But please take a moment and make up your own mind whether betting is the right word, by comparing two traders, one buying shares in the conventional way, and one using a financial spread betting platform.
Situation A) John has read his FT, read countless financial blogs, and read on investment forums that with everything going on at the moment, and all indicators point that BP, has so much oil in reserve, from even before the oil spill, that it will make a slow and steady incline back to close to its original share price.
The shares are £3.45 per share at the moment. He buys 1000 shares, investing a total of £3450. Over the next couple of months, the share price increases to £4.28, an increase of 83p, therefore his initial investment is now worth £4550, which is a £830 profit (excluding broker's fees and other associated fees if he should decide to sell).

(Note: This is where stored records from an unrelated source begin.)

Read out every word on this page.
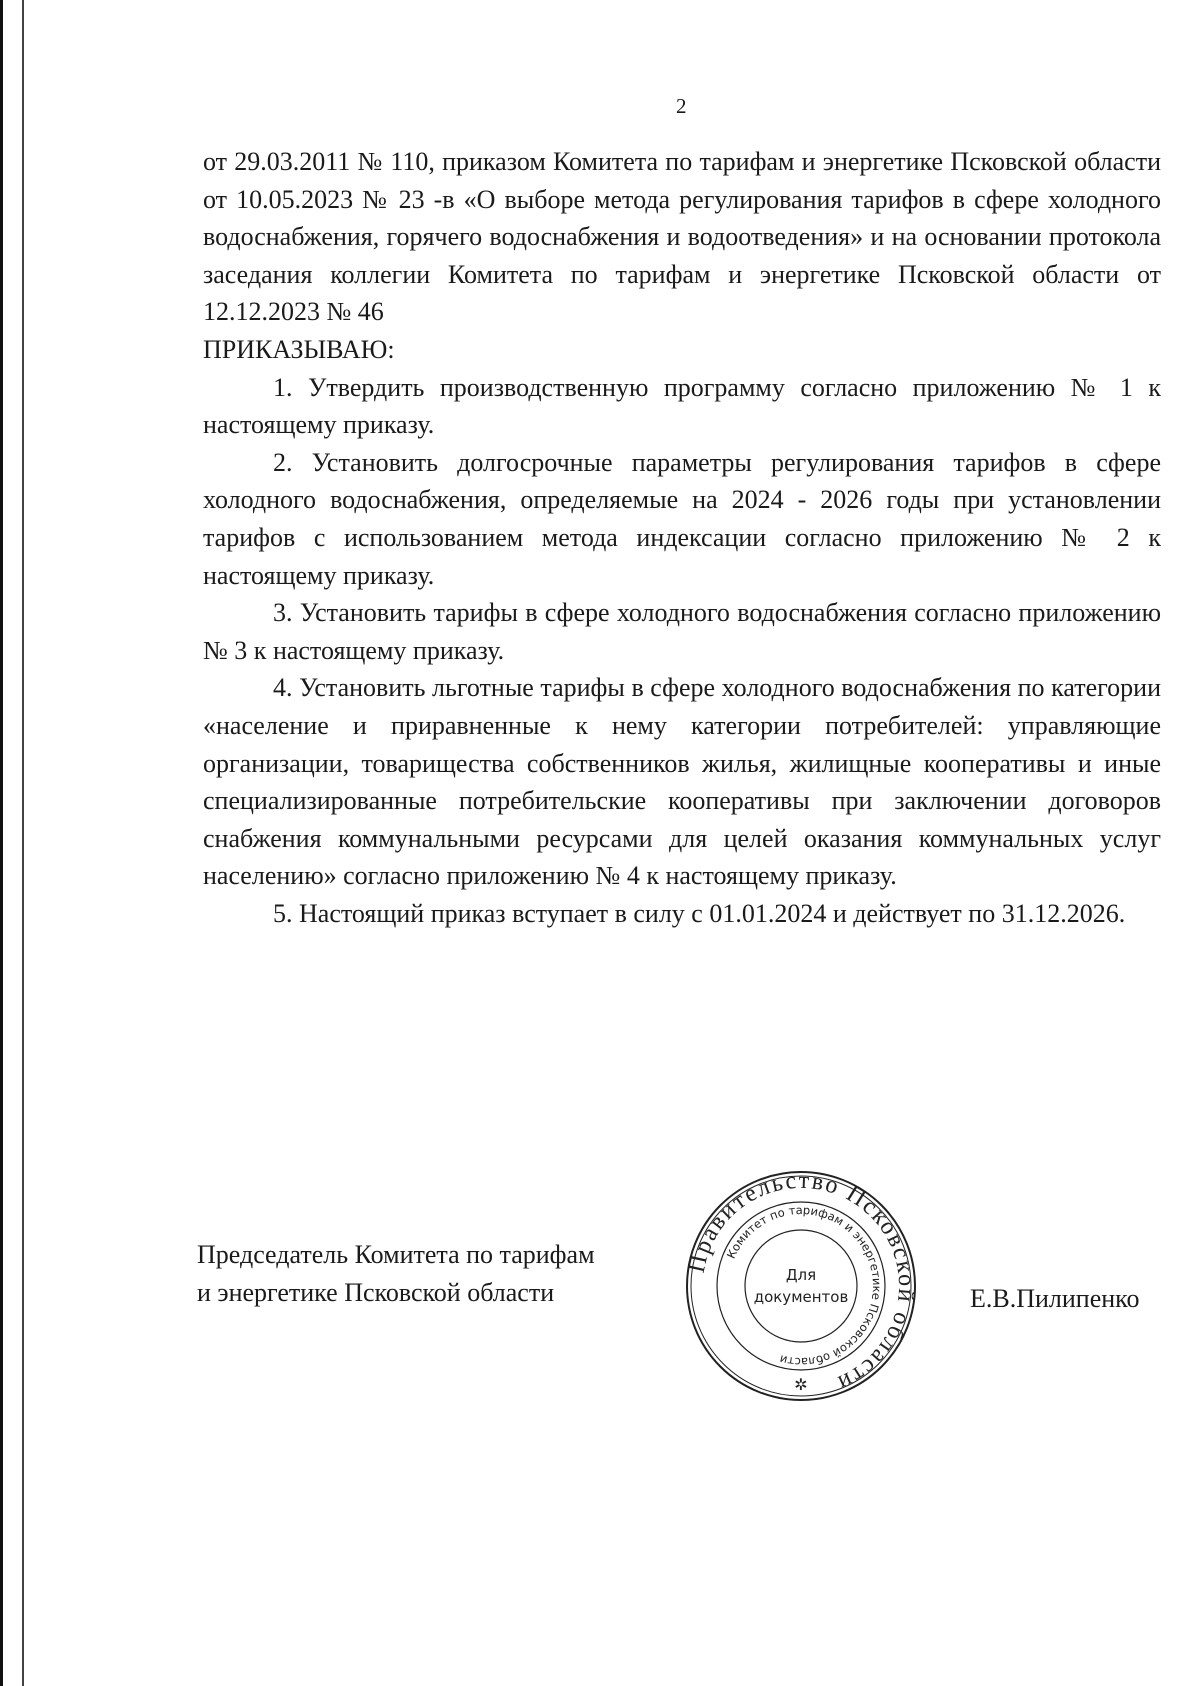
2

от 29.03.2011 № 110, приказом Комитета по тарифам и энергетике Псковской области от 10.05.2023 № 23 -в «О выборе метода регулирования тарифов в сфере холодного водоснабжения, горячего водоснабжения и водоотведения» и на основании протокола заседания коллегии Комитета по тарифам и энергетике Псковской области от 12.12.2023 № 46

ПРИКАЗЫВАЮ:

1. Утвердить производственную программу согласно приложению № 1 к настоящему приказу.

2. Установить долгосрочные параметры регулирования тарифов в сфере холодного водоснабжения, определяемые на 2024 - 2026 годы при установлении тарифов с использованием метода индексации согласно приложению № 2 к настоящему приказу.

3. Установить тарифы в сфере холодного водоснабжения согласно приложению № 3 к настоящему приказу.

4. Установить льготные тарифы в сфере холодного водоснабжения по категории «население и приравненные к нему категории потребителей: управляющие организации, товарищества собственников жилья, жилищные кооперативы и иные специализированные потребительские кооперативы при заключении договоров снабжения коммунальными ресурсами для целей оказания коммунальных услуг населению» согласно приложению № 4 к настоящему приказу.

5. Настоящий приказ вступает в силу с 01.01.2024 и действует по 31.12.2026.

Председатель Комитета по тарифам
и энергетике Псковской области
Правительство Псковской области
Комитет по тарифам и энергетике Псковской области
Для
документов
✲
Е.В.Пилипенко
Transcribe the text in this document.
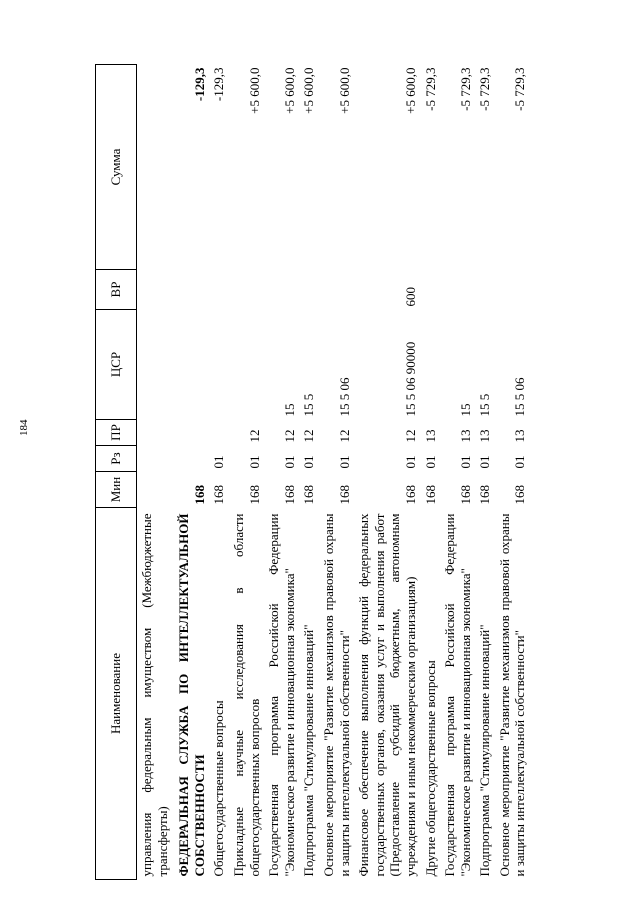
184
Наименование	Мин	Рз	ПР	ЦСР	ВР	Сумма
управления федеральным имуществом (Межбюджетные трансферты)						
ФЕДЕРАЛЬНАЯ СЛУЖБА ПО ИНТЕЛЛЕКТУАЛЬНОЙ СОБСТВЕННОСТИ	168					-129,3
Общегосударственные вопросы	168	01				-129,3
Прикладные научные исследования в области общегосударственных вопросов	168	01	12			+5 600,0
Государственная программа Российской Федерации "Экономическое развитие и инновационная экономика"	168	01	12	15		+5 600,0
Подпрограмма "Стимулирование инноваций"	168	01	12	15 5		+5 600,0
Основное мероприятие "Развитие механизмов правовой охраны и защиты интеллектуальной собственности"	168	01	12	15 5 06		+5 600,0
Финансовое обеспечение выполнения функций федеральных государственных органов, оказания услуг и выполнения работ (Предоставление субсидий бюджетным, автономным учреждениям и иным некоммерческим организациям)	168	01	12	15 5 06 90000	600	+5 600,0
Другие общегосударственные вопросы	168	01	13			-5 729,3
Государственная программа Российской Федерации "Экономическое развитие и инновационная экономика"	168	01	13	15		-5 729,3
Подпрограмма "Стимулирование инноваций"	168	01	13	15 5		-5 729,3
Основное мероприятие "Развитие механизмов правовой охраны и защиты интеллектуальной собственности"	168	01	13	15 5 06		-5 729,3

Situation B) Simon has read the exact same materials but decides that leveraging on BP instead of buying the shares themselves will give a greater return. So he see's that the share prices is £3.45 a share, and BUY's, with a stake of £20 a point.

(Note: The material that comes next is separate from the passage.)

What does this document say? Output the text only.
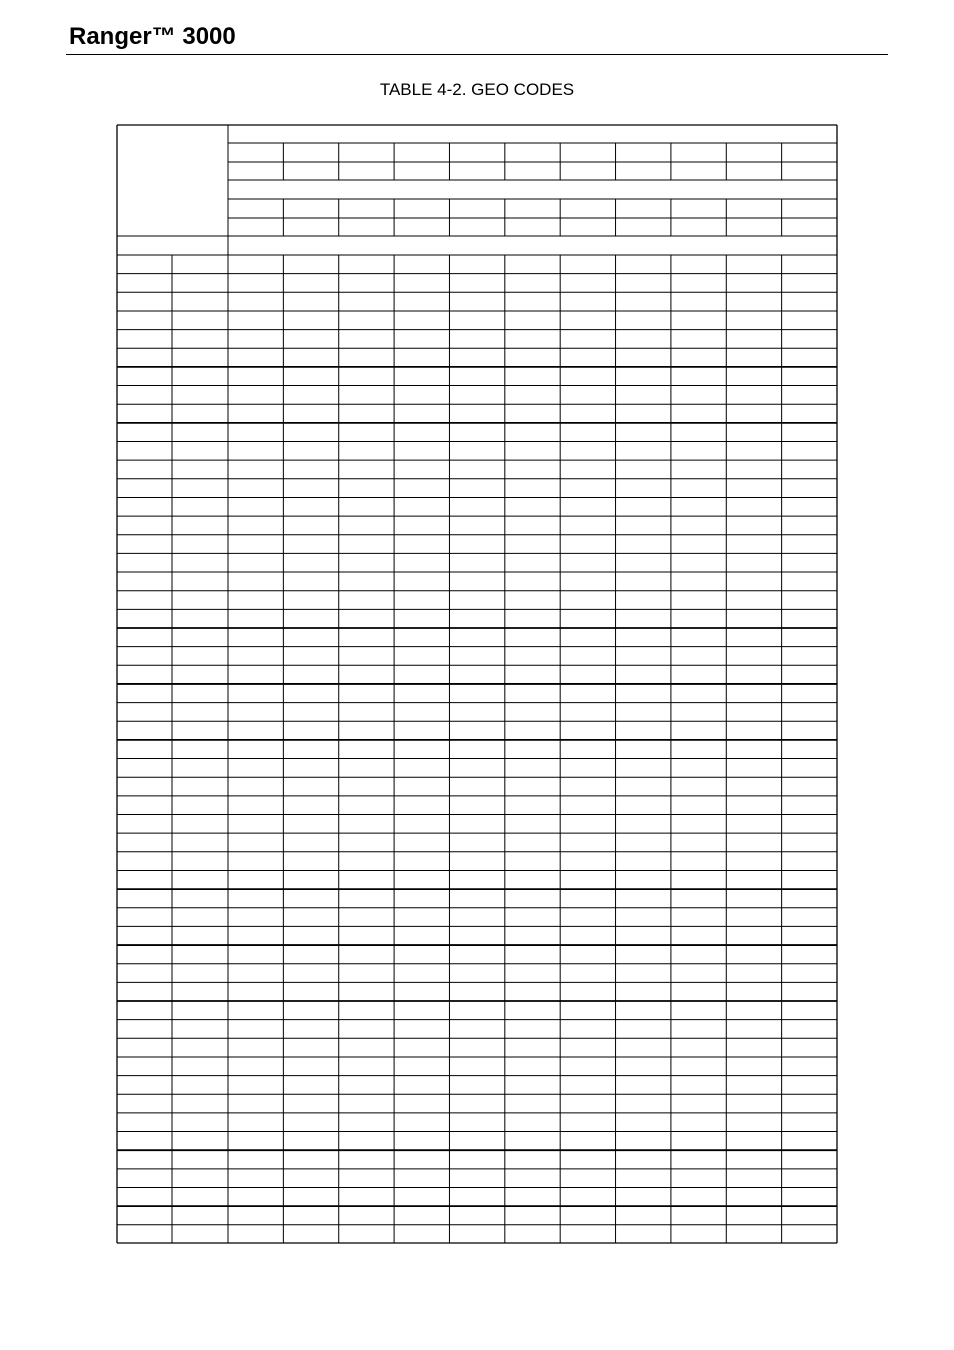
Ranger™ 3000
TABLE 4-2. GEO CODES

After the two months have gone by, the share price is at £4.38, an increase of 83p, or 83 points. At £20 a point, that is a profit of £1660.

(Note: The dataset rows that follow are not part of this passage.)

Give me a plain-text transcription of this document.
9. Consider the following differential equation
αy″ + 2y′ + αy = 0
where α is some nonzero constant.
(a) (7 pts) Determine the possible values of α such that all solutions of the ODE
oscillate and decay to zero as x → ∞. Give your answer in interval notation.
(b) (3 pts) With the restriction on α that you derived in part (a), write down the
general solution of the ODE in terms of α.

NB: But before this, Simon had a Stop Loss on his investment at the point he was on £1000 profit, i.e. when the price was at £3.95.
£830 vs £1660 is a no-brainer.
So would you still call financial spreadbetting a bet? The research for of these was the same, and more importantly, the RISK was the same, with the inclusion of a stop-loss. With this specific financial spread betting example, the stop loss meant that there'd always be a certain amount of profit, even if the share price dropped. THIS is the beauty is financial spreadbetting, and the reason why I believe anyone, with enough knowledge, can make a living out of financial spreadbetting. All the risk is mitigated, and any potential losses are all controlled, so too much is never lost, and a LOT LESS is invested, because with financial spreadbetting, you don't actually own the share.
And the final aspect that will finally bag it for you? NO taxes are liable for profit on financial spreadbetting in the UK as it is deemed a wager. For now.
Imagine the situations I gave you, but with 10 point rises in stocks, with and £2, £5, £10, ad £20 stakes per point. This means £20-£200 per stock, and in one day of day trading, three or four investments may be undertaken.
So you see, day trading, and making a very real daily income is possible, it is just about doing the right research, and always, always, having a stop-loss to mitigate any losses.
Go open a spreadbetting simulator account with a fake £10,000 and try it, and I promise you that you will finally see the real way to make real money using real, free and open knowledge to make educated decisions and substantial profits.